Detection and Classification of Conflict Flows in SDN Using Machine Learning Algorithms

Software-Defined Networking (SDN) is a new type of technology that embraces high flexibility and adaptability. The applications in SDN have the ability to manage and control networks while ensuring load balancing, access control, and routing. These are considered the most significant benefits of SDN. However, SDN can be influenced by several types of conflicting flows which may lead to deterioration in network performance in terms of efficiency and optimisation. Besides, SDN conflicts occur due to the impact and adjustment of certain features such as priority and action. Moreover, applying machine learning algorithms in the identification and classification of conflicting flows has limitations.
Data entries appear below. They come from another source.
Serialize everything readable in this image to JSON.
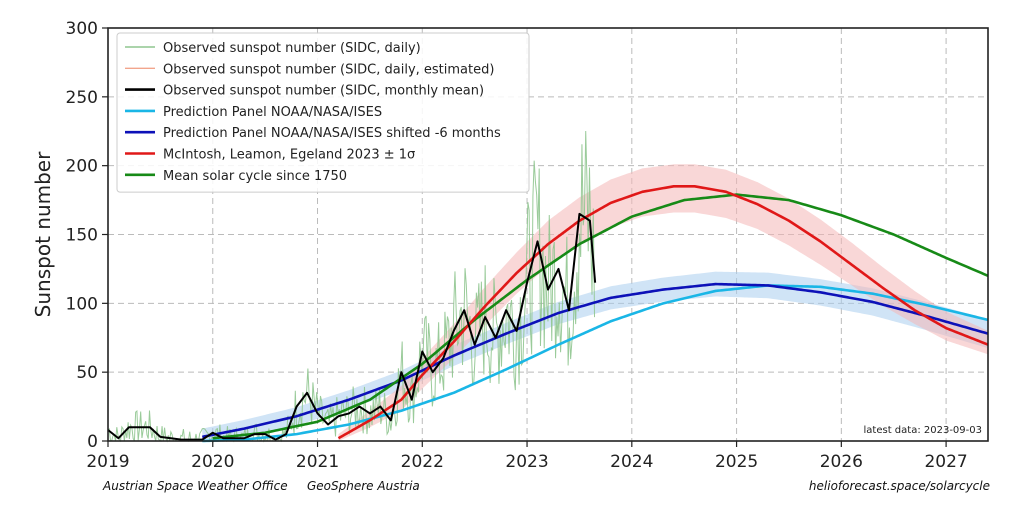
{
  "chart_data": {
    "type": "line",
    "xlabel": "",
    "ylabel": "Sunspot number",
    "xlim": [
      2019.0,
      2027.4
    ],
    "ylim": [
      0,
      300
    ],
    "x_ticks": [
      2019,
      2020,
      2021,
      2022,
      2023,
      2024,
      2025,
      2026,
      2027
    ],
    "y_ticks": [
      0,
      50,
      100,
      150,
      200,
      250,
      300
    ],
    "grid": true,
    "legend_position": "top-left",
    "legend": [
      {
        "label": "Observed sunspot number (SIDC, daily)",
        "color": "#8fc58f"
      },
      {
        "label": "Observed sunspot number (SIDC, daily, estimated)",
        "color": "#f2a58c"
      },
      {
        "label": "Observed sunspot number (SIDC, monthly mean)",
        "color": "#000000"
      },
      {
        "label": "Prediction Panel NOAA/NASA/ISES",
        "color": "#1ab6e6"
      },
      {
        "label": "Prediction Panel NOAA/NASA/ISES shifted -6 months",
        "color": "#0d11b8"
      },
      {
        "label": "McIntosh, Leamon, Egeland 2023 ± 1σ",
        "color": "#e01818"
      },
      {
        "label": "Mean solar cycle since 1750",
        "color": "#178a17"
      }
    ],
    "annotation": "latest data: 2023-09-03",
    "series": [
      {
        "name": "Observed sunspot number (SIDC, monthly mean)",
        "color": "#000000",
        "x": [
          2019.0,
          2019.1,
          2019.2,
          2019.3,
          2019.4,
          2019.5,
          2019.6,
          2019.7,
          2019.8,
          2019.9,
          2020.0,
          2020.1,
          2020.2,
          2020.3,
          2020.4,
          2020.5,
          2020.6,
          2020.7,
          2020.8,
          2020.9,
          2021.0,
          2021.1,
          2021.2,
          2021.3,
          2021.4,
          2021.5,
          2021.6,
          2021.7,
          2021.8,
          2021.9,
          2022.0,
          2022.1,
          2022.2,
          2022.3,
          2022.4,
          2022.5,
          2022.6,
          2022.7,
          2022.8,
          2022.9,
          2023.0,
          2023.1,
          2023.2,
          2023.3,
          2023.4,
          2023.5,
          2023.6,
          2023.65
        ],
        "y": [
          8,
          2,
          10,
          10,
          10,
          3,
          2,
          1,
          1,
          1,
          6,
          2,
          2,
          2,
          5,
          5,
          1,
          5,
          25,
          35,
          20,
          12,
          18,
          20,
          25,
          20,
          25,
          15,
          50,
          30,
          65,
          50,
          60,
          80,
          95,
          70,
          90,
          75,
          95,
          80,
          115,
          145,
          110,
          125,
          95,
          165,
          160,
          115
        ]
      },
      {
        "name": "Prediction Panel NOAA/NASA/ISES",
        "color": "#1ab6e6",
        "x": [
          2019.9,
          2020.3,
          2020.8,
          2021.3,
          2021.8,
          2022.3,
          2022.8,
          2023.3,
          2023.8,
          2024.3,
          2024.8,
          2025.3,
          2025.8,
          2026.3,
          2026.8,
          2027.4
        ],
        "y": [
          0,
          1,
          5,
          12,
          22,
          35,
          52,
          70,
          87,
          100,
          109,
          113,
          112,
          107,
          99,
          88
        ]
      },
      {
        "name": "Prediction Panel NOAA/NASA/ISES shifted -6 months",
        "color": "#0d11b8",
        "x": [
          2019.9,
          2020.3,
          2020.8,
          2021.3,
          2021.8,
          2022.3,
          2022.8,
          2023.3,
          2023.8,
          2024.3,
          2024.8,
          2025.3,
          2025.8,
          2026.3,
          2026.8,
          2027.4
        ],
        "y": [
          3,
          9,
          18,
          30,
          44,
          62,
          78,
          93,
          104,
          110,
          114,
          113,
          108,
          101,
          91,
          78
        ]
      },
      {
        "name": "McIntosh, Leamon, Egeland 2023 ± 1σ",
        "color": "#e01818",
        "x": [
          2021.2,
          2021.5,
          2021.8,
          2022.0,
          2022.3,
          2022.6,
          2022.9,
          2023.2,
          2023.5,
          2023.8,
          2024.1,
          2024.4,
          2024.6,
          2024.9,
          2025.2,
          2025.5,
          2025.8,
          2026.1,
          2026.4,
          2026.7,
          2027.0,
          2027.4
        ],
        "y": [
          2,
          15,
          30,
          48,
          72,
          98,
          122,
          143,
          160,
          173,
          181,
          185,
          185,
          181,
          172,
          160,
          145,
          128,
          111,
          95,
          82,
          70
        ],
        "band_lower": [
          0,
          10,
          22,
          38,
          60,
          84,
          107,
          127,
          143,
          155,
          163,
          166,
          166,
          162,
          154,
          142,
          128,
          113,
          98,
          85,
          73,
          63
        ],
        "band_upper": [
          5,
          22,
          40,
          60,
          85,
          112,
          137,
          160,
          177,
          190,
          198,
          201,
          201,
          197,
          188,
          176,
          161,
          144,
          126,
          109,
          94,
          80
        ]
      },
      {
        "name": "Mean solar cycle since 1750",
        "color": "#178a17",
        "x": [
          2020.0,
          2020.5,
          2021.0,
          2021.5,
          2022.0,
          2022.5,
          2023.0,
          2023.5,
          2024.0,
          2024.5,
          2025.0,
          2025.5,
          2026.0,
          2026.5,
          2027.0,
          2027.4
        ],
        "y": [
          2,
          6,
          14,
          30,
          56,
          88,
          117,
          143,
          163,
          175,
          179,
          175,
          164,
          150,
          133,
          120
        ]
      }
    ]
  },
  "footer": {
    "left_1": "Austrian Space Weather Office",
    "left_2": "GeoSphere Austria",
    "right": "helioforecast.space/solarcycle"
  }
}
As a result, this paper presents several machine learning algorithms that include Decision Tree (DT), Support Vector Machine (SVM), Extremely Fast Decision Tree (EFDT) and Hybrid (DT-SVM) for detecting and classifying conflicting flows in SDNs. The EFDT and hybrid DT-SVM algorithms were designed and deployed based on DT and SVM algorithms to achieve improved performance. Using a range flows from 1000 to 100000 with an increment of 10000 flows per step in two network topologies namely, Fat Tree and Simple Tree Topologies, that were created using the Mininet simulator and connected to the Ryu controller, the performance of the proposed algorithms was evaluated for efficiency and effectiveness across a variety of evaluation metrics. The experimental results of the detection of conflict flows show that the DT and SVM algorithms achieve accuracies of 99.27% and 98.53% respectively while the EFDT and hybrid DT-SVM algorithms achieve respective accuracies of 99.49% and 99.27%. In addition, the proposed EFDT algorithm achieves 95.73% accuracy on the task of classification between conflict flow types. The proposed EFDT and hybrid DT-SVM algorithms show a high capability of SDN applications to offer fast detection and classification of conflict flows.